Interesting. I would opt for a compromise between the two explanations of the Western European Marriage Pattern. In other words, this pattern preceded Christianization and was assimilated into the norms of Western Christianity, which then provided a more effective mechanism for enforcing that pattern.
We have good evidence of this marriage pattern from 9th century France, which corresponds to the time when the Church adopted an extreme ban on cousin marriages. We also have some fragmentary evidence from pre-Christian times. See my note at the end of Schulz's paper: https://www.science.org/doi/10.1126/science.aau5141
"Unfortunately for them, their entire exercise assumes that the initial conditions of family structures in the West on which the Church acted were endogamous communitarian — thus directly contradicting Emmanuel Todd’s thesis." This is the flaw in your logic. The sons don't have to reside in the same household in order for the theory to hold. Nuclear families were a thing, but they were close to their extended family and usually stayed in the same village. But when you ban 2nd and 3rd cousin marriage that the practice of staying in your small village becomes more difficult.
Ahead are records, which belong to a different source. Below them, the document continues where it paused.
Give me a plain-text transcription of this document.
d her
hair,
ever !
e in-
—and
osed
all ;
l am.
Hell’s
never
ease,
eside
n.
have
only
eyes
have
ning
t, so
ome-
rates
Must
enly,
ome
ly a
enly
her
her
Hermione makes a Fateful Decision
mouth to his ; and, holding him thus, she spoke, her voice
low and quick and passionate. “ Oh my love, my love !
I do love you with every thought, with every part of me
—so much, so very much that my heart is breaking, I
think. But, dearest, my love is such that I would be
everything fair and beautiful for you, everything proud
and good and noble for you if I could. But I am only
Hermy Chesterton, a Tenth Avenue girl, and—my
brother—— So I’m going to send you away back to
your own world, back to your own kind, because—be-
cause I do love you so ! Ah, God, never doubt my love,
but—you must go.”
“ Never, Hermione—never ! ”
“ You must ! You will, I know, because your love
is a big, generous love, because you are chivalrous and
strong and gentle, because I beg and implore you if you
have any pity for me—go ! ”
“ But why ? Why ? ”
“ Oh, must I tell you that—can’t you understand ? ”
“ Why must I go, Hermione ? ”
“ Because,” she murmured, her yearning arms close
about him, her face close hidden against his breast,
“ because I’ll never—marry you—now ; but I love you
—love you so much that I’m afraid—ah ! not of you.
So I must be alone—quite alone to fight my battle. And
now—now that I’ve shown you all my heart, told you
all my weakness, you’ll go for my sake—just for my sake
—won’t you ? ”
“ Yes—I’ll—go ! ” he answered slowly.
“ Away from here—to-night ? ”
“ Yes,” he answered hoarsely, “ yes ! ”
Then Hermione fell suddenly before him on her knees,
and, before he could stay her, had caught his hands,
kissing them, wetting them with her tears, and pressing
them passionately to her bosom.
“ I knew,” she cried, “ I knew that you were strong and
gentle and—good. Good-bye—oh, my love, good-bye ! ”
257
It's not this black and white things are either this or that. It's subtle effects that can add up to great differences. It's not so much about the Catholic church's ban on cousin marriage creating the nuclear family, but about how it cultivated a culture of individualism and weaker extended families that eventually led to a big difference between the Western and Eastern churches. And a big part of the theory is that a lack of strong extended families lead to a rise in strong institutions to pick-up the slack like the church and mutual aid societies.